When you were littler, did you play with figurines, moving them around, making up stories? Did you have the kind that were two-inch tall characters mounted on solid, puddle-like platforms so they could stand on their own?
Do kids still grow up physically animating, two-inch tall inanimate toys with no electronic circuitry beyond their own vivid imaginations? But I digress.
In the claymation film “A Town Called Panic” a cowboy figurine named Cowboy and an Indian figurine named Indian share a house with a somewhat larger figurine – a horse named Horse. Unlike Cowboy and Indian, four-legged Horse needs no puddle-like platform to stand. Curiously, however, Horse gets around town driving a car.
Horse also does things like brushing his teeth and playing the piano. Horse wants to play the piano better, so he signs up for a series of lessons at the school. What Horse really wants is to make a little romance with the music teacher, who happens to be the only other horse in this film.
Obstacles like a million bricks and undersea detours complicate the lives of Cowboy, Indian, and Horse.
The stop-motion photography in “A Town Called Panic” bends and twists through a storyline that spills beyond any lines the filmmakers may have initially drawn. It's a treat watching them risk creative overkill in making the scenery and the scenarios work. It's a treat that will likely satisfy children and adult nonsensibilities.
Painstakingly upping the ante of childlike playfulness, the recipe for this fresh movie experience is three parts clever, two parts silly, one part stupid and one part too much already.

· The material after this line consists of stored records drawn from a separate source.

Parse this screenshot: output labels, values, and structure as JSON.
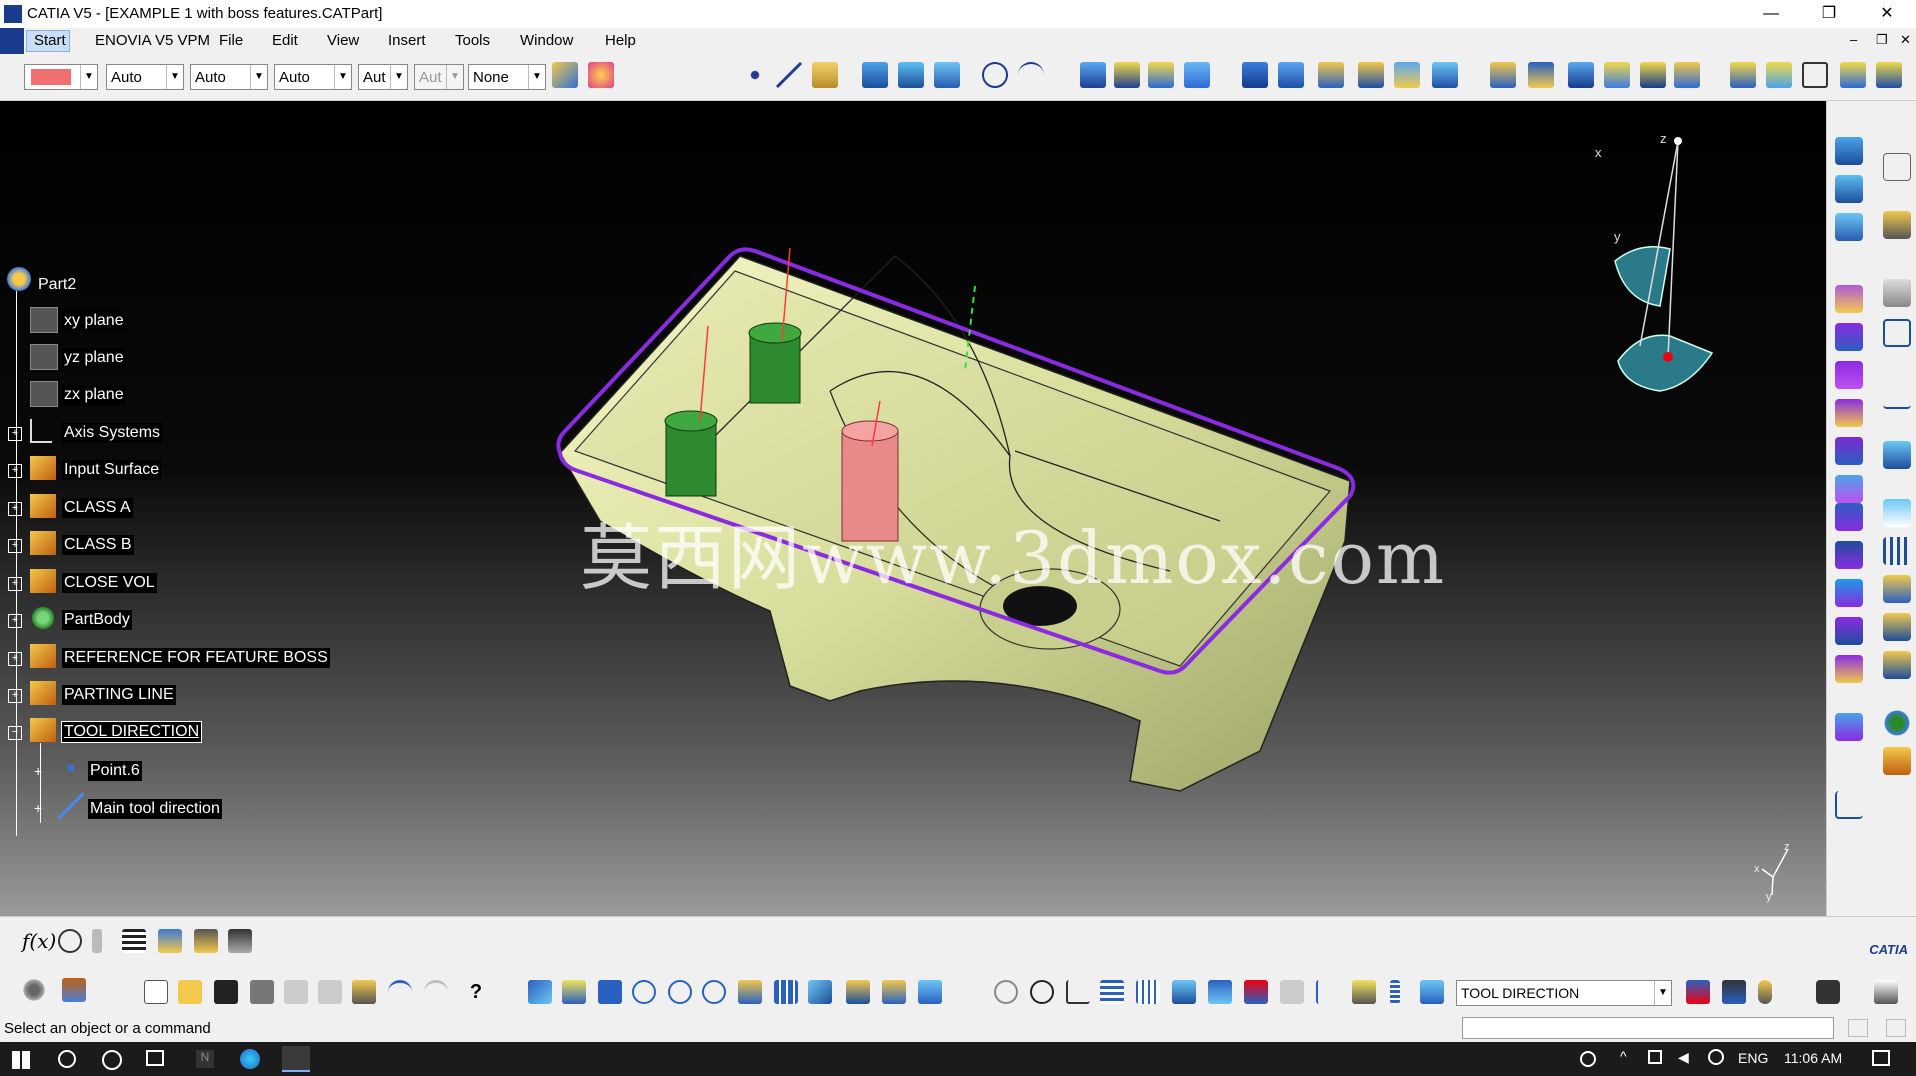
{
  "window": {
    "title": "CATIA V5 - [EXAMPLE 1 with boss features.CATPart]",
    "controls": {
      "minimize": "—",
      "restore": "❐",
      "close": "✕"
    },
    "doc_controls": {
      "minimize": "–",
      "restore": "❐",
      "close": "✕"
    }
  },
  "menu": [
    "Start",
    "ENOVIA V5 VPM",
    "File",
    "Edit",
    "View",
    "Insert",
    "Tools",
    "Window",
    "Help"
  ],
  "graphic_props": {
    "color": "#f07070",
    "linetype": "Auto",
    "thickness": "Auto",
    "pattern": "Auto",
    "layer_short": "Aut",
    "disabled_short": "Aut",
    "none": "None"
  },
  "tree": {
    "root": "Part2",
    "items": [
      {
        "label": "xy plane",
        "icon": "plane-icon"
      },
      {
        "label": "yz plane",
        "icon": "plane-icon"
      },
      {
        "label": "zx plane",
        "icon": "plane-icon"
      },
      {
        "label": "Axis Systems",
        "icon": "axis-system-icon"
      },
      {
        "label": "Input Surface",
        "icon": "geometrical-set-icon"
      },
      {
        "label": "CLASS A",
        "icon": "geometrical-set-icon"
      },
      {
        "label": "CLASS B",
        "icon": "geometrical-set-icon"
      },
      {
        "label": "CLOSE VOL",
        "icon": "geometrical-set-icon"
      },
      {
        "label": "PartBody",
        "icon": "partbody-icon"
      },
      {
        "label": "REFERENCE FOR FEATURE BOSS",
        "icon": "geometrical-set-icon"
      },
      {
        "label": "PARTING LINE",
        "icon": "geometrical-set-icon"
      },
      {
        "label": "TOOL DIRECTION",
        "icon": "geometrical-set-icon"
      }
    ],
    "children": [
      {
        "label": "Point.6",
        "icon": "point-icon"
      },
      {
        "label": "Main tool direction",
        "icon": "line-icon"
      }
    ]
  },
  "compass": {
    "x": "x",
    "y": "y",
    "z": "z"
  },
  "watermark": "莫西网www.3dmox.com",
  "current_set": "TOOL DIRECTION",
  "status": "Select an object or a command",
  "taskbar": {
    "lang": "ENG",
    "time": "11:06 AM"
  },
  "brand": "CATIA"
}
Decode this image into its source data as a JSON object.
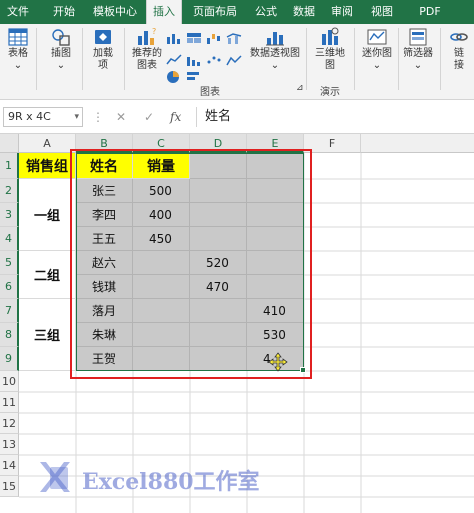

Mega-blockbusters like “Avatar” and mainstream animations like “Up” saturate our technologically-baked, movie-going imaginations. They're impressive. They're fine, highly commercial choices. For a low-tech counterbalance that is no less a testament to movie making dedication, for a road less traveled and a peculiar bit of fun, visit “A Town Called Panic” at the Nevada Theatre, Sunday, April 11.